PFT1 has been shown to encode the subunit 25 of the Mediator Complex, a central regulator of transcription in eukaryotes (Backstrom et al., 2007). In order to assess PFT1 function in the sugar signalling pathway, we therefore chose to analyse gene expression in the pft1-2 mutant in response to a sugar treatment. We selected a set of 11 sugar-regulated genes from microarrays experiments previously published in the lab (Li et al., 2006). The sugar upregulated genes APL3, ?-Amylase, At1g32900, At1g61800, At4g33070, all involved in sugar primary metabolism, showed a lower transcript accumulation in the pft1-2 mutant compared to wild-type. Similarly, three genes, encoding enzymes of the anthocyanin synthesis pathway FLS, CHS and TT6, upregulated by a sugar treatment, showed lower expression levels in the pft1-2 mutant. Consistent with this down-regulation of expression, the levels of anthocyanin in response to sugar were decreased by 45% in the pft1-2 mutant compared to wild-type. Our results show that PFT1 is necessary for high expression level of several sugar induced genes, including genes of the anthocyanin pathway.
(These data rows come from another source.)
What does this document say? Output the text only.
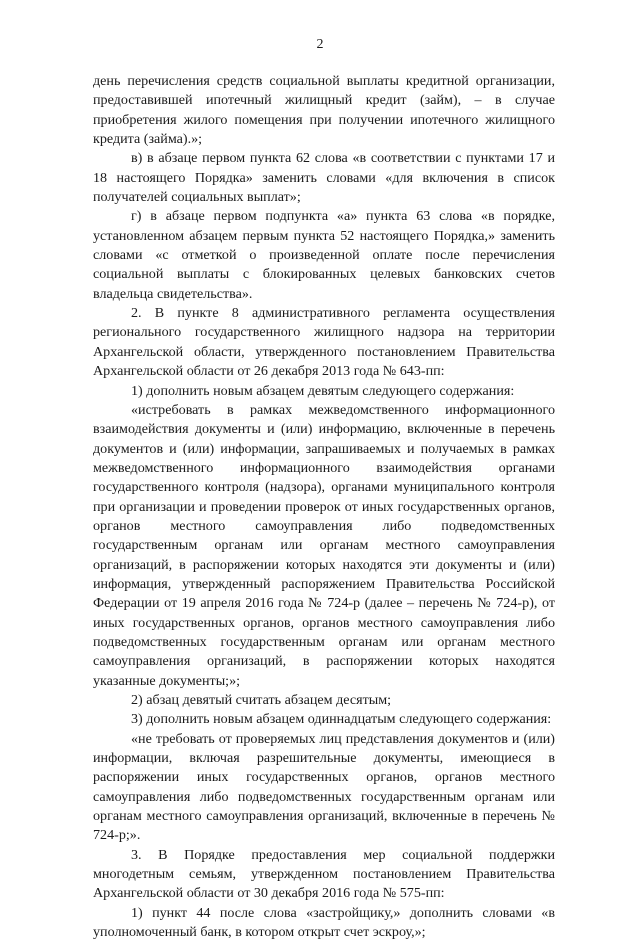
2

день перечисления средств социальной выплаты кредитной организации, предоставившей ипотечный жилищный кредит (займ), – в случае приобретения жилого помещения при получении ипотечного жилищного кредита (займа).»;

в) в абзаце первом пункта 62 слова «в соответствии с пунктами 17 и 18 настоящего Порядка» заменить словами «для включения в список получателей социальных выплат»;

г) в абзаце первом подпункта «а» пункта 63 слова «в порядке, установленном абзацем первым пункта 52 настоящего Порядка,» заменить словами «с отметкой о произведенной оплате после перечисления социальной выплаты с блокированных целевых банковских счетов владельца свидетельства».

2. В пункте 8 административного регламента осуществления регионального государственного жилищного надзора на территории Архангельской области, утвержденного постановлением Правительства Архангельской области от 26 декабря 2013 года № 643-пп:

1) дополнить новым абзацем девятым следующего содержания:

«истребовать в рамках межведомственного информационного взаимодействия документы и (или) информацию, включенные в перечень документов и (или) информации, запрашиваемых и получаемых в рамках межведомственного информационного взаимодействия органами государственного контроля (надзора), органами муниципального контроля при организации и проведении проверок от иных государственных органов, органов местного самоуправления либо подведомственных государственным органам или органам местного самоуправления организаций, в распоряжении которых находятся эти документы и (или) информация, утвержденный распоряжением Правительства Российской Федерации от 19 апреля 2016 года № 724-р (далее – перечень № 724-р), от иных государственных органов, органов местного самоуправления либо подведомственных государственным органам или органам местного самоуправления организаций, в распоряжении которых находятся указанные документы;»;

2) абзац девятый считать абзацем десятым;

3) дополнить новым абзацем одиннадцатым следующего содержания:

«не требовать от проверяемых лиц представления документов и (или) информации, включая разрешительные документы, имеющиеся в распоряжении иных государственных органов, органов местного самоуправления либо подведомственных государственным органам или органам местного самоуправления организаций, включенные в перечень № 724-р;».

3. В Порядке предоставления мер социальной поддержки многодетным семьям, утвержденном постановлением Правительства Архангельской области от 30 декабря 2016 года № 575-пп:

1) пункт 44 после слова «застройщику,» дополнить словами «в уполномоченный банк, в котором открыт счет эскроу,»;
In order to have a broader view of PFT1 implication in the sugar signalling pathway, we performed a microarray experiment using the Affymetrix ATH1 Genome Array. Initially, we could confirm the results we obtained for the small set of sugar-regulated genes previously described; we could also show that an important number of genes involved in primary metabolism are affected in the pft1 mutant. PFT1 is a member of a large multi-protein complex. We tested if other subunits of the mediator complex could play a role in sugar signalling and growth. We found that a mutation in the subunit number 8 of the mediator complex also suppresses the short hypocotyl phenotype of hsr8, but the MED8 subunit does not play the same role in sugar signalling as PFT1.
Project outcome
A publication presenting all the results described above is currently in preparation and will be submitted in July in PNAS. In parallel to the results described in this report, we performed other experiments to unravel the function of PFT1 in transcription. Indeed, we developed a two-hybrid screen to isolate transcription factors interacting with PFT1 and also developed transgenic lines expressing a tagged version of the PFT1 protein to perform chromatin ImmunoPrecipitation.